Sanık Ersin Kaşıkçı ise ifadesinde, "Türkan, beni günde 14-15 sefer arıyordu. Evi beraber tuttuk. Çocukla bir sefer geldiler eve. İki, üç sefer de minibüse geldiler. Eve geldiklerinde çocuk televizyon izliyordu. Biz yan odada ilişkiye girdiğimiz sırada bizi gördü ve dönüp salona gitti.
Bizi servis minibüsünde de ilişkiye girerken iki kere gördü. Çocuğunun yanında bile yanıma geliyordu, elimi tutuyordu, kucağıma oturuyordu. Çok rahat davranan bir insandı. Bu çocuğu getirmemesini söyledim. ‘Gider babasına söyler' dedim" şeklinde konuşmuştu.

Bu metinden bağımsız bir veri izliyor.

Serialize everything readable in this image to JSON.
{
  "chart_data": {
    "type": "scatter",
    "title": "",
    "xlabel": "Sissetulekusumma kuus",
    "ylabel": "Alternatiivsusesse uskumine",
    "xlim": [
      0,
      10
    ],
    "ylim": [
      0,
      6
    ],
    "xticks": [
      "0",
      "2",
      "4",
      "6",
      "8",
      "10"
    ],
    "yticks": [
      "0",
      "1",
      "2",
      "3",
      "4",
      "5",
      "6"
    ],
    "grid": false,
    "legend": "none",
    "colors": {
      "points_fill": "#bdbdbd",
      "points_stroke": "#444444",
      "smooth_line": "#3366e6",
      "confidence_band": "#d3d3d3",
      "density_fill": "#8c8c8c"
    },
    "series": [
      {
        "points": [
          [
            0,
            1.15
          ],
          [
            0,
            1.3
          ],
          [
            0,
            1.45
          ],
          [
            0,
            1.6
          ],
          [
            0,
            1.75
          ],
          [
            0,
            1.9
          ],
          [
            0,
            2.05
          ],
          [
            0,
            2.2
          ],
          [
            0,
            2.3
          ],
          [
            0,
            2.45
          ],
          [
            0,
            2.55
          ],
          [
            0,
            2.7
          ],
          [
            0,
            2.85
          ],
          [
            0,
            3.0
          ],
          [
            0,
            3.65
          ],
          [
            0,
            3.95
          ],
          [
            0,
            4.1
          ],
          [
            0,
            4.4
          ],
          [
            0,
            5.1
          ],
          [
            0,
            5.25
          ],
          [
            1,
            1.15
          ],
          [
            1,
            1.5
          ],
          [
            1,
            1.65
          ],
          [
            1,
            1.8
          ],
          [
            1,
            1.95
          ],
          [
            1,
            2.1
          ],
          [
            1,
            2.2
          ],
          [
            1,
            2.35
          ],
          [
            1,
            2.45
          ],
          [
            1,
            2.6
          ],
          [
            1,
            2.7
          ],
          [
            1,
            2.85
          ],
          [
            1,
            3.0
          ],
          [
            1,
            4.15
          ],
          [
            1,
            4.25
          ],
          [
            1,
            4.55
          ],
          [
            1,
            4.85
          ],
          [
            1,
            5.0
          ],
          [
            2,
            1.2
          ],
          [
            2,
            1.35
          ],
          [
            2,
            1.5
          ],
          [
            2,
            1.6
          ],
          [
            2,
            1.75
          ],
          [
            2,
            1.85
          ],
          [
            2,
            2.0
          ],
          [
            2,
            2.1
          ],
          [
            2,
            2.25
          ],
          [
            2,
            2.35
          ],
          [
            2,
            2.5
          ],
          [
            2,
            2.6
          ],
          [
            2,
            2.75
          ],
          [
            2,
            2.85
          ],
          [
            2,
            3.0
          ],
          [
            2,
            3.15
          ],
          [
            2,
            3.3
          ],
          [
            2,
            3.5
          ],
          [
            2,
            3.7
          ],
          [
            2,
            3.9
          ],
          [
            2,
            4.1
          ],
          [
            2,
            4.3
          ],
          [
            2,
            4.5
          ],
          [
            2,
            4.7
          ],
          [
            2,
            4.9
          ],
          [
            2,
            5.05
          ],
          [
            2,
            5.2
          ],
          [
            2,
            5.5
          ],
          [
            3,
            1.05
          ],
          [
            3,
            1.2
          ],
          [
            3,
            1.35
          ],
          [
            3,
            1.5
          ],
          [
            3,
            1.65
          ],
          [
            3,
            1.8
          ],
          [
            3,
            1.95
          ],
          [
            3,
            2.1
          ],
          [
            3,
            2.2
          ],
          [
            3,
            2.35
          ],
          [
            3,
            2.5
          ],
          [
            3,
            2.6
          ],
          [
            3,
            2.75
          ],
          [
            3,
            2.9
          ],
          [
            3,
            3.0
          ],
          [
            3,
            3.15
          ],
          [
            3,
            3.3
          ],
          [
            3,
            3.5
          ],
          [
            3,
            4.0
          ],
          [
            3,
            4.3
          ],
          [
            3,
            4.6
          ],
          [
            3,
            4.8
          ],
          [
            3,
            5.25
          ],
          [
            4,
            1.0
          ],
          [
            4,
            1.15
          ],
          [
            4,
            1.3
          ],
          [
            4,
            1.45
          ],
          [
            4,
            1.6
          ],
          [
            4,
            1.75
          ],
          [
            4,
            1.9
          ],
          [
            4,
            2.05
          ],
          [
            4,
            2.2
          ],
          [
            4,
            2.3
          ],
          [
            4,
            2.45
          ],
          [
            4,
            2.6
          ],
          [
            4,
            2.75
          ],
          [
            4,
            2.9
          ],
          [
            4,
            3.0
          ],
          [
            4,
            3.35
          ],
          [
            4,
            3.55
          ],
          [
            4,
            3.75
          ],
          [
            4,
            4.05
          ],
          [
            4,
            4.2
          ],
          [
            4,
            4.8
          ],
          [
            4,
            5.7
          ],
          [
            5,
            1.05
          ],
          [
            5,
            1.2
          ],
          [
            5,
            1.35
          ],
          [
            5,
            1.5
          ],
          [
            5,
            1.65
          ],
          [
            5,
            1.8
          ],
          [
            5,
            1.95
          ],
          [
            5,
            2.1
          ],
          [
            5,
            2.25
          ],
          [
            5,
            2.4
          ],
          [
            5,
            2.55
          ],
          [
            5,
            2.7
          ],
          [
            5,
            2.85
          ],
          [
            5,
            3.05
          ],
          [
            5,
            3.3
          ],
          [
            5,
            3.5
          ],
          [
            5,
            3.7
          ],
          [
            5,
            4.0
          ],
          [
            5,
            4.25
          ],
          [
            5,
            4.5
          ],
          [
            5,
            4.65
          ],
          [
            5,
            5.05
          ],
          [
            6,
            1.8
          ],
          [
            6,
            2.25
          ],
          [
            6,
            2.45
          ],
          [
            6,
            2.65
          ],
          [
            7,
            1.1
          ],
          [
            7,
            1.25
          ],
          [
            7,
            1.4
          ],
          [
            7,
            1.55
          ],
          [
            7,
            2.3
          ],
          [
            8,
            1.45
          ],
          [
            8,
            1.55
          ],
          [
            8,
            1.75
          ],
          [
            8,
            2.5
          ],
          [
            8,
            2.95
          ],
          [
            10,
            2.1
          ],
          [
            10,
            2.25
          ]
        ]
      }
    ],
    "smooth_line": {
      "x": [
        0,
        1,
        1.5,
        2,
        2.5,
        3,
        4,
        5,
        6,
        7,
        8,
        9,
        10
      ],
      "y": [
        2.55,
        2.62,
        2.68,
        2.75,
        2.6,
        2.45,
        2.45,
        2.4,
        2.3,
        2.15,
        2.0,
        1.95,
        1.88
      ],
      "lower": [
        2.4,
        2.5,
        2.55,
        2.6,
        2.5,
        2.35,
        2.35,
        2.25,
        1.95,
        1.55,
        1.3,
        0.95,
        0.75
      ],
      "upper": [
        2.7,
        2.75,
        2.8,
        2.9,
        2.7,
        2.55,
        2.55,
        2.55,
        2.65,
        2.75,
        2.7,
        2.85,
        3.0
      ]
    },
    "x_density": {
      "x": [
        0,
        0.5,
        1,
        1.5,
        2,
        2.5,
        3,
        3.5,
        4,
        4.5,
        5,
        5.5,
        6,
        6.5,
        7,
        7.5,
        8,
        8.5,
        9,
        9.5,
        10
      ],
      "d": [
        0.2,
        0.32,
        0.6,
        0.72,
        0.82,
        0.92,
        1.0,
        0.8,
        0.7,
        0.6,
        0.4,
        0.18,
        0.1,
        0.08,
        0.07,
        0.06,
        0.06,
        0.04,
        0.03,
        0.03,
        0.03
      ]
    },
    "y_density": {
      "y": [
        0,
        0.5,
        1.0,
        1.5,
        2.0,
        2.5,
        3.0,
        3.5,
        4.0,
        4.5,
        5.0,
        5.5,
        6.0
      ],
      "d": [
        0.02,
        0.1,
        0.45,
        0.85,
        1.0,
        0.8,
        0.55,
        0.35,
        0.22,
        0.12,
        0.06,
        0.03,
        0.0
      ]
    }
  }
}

Olaydan iki üç gün önce Türkan Karakütük'ün kendisine "Beratcan'ın gördüklerini babasına anlatmakla tehdit ettiğini" söylediğini savunan Kaşıkçı, ‘Kocam duyarsa ikimiz de mahvoluruz. Çocuğu bir şekilde hallet. Gerekirse öldür' dediğini ileri sürmüştü. Olay günü Türkan Karakütük'ün Beratcan'ı okuldan 40 metre aşağıda bulunan caddede beklemesini istediğini anlatan Kaşıkçı, Beratcan'ın "Anneme bir şey gönderecekmişsin' diye yanına geldiğini söylemişti. Çocuğu minibüse bindirdiğini ve ellerini, ayaklarını ve ağzını bantladığını belirten Kaşıkçı, "Koltukların üst tarafından arka taraftaki bagaja koydum, bagaja götürdüğümde, ‘hiç sesini çıkarmayacaksın, götüreceğim yerde ağzını açacağım' dedim, ‘tamam' dedi. Çocuk arabadayken servis çektim. Tepeören'e geldiğimde yol kenarındaki derenin içine indirdim. Çocuk yarı baygın gibiydi. Ağzını açıp derenin içine bıraktım. Çocuk kendine gelip çırpındı. Kafasından suya bastırdım. Çok fazla sürmedi. Bir dakika oldu, olmadı. Şu an hatırlamıyorum ne kadar sürdüğünü. Suyun içine gömüldü, boğuldu. Menfezin içi geniş olduğu için kimse görmesin diye ileriye doğru ittim. Gece Tepeören'e servis götürdüm. Aynı yere tekrar gittim, çocuk orada duruyor mu diye. Duruyordu" demişti.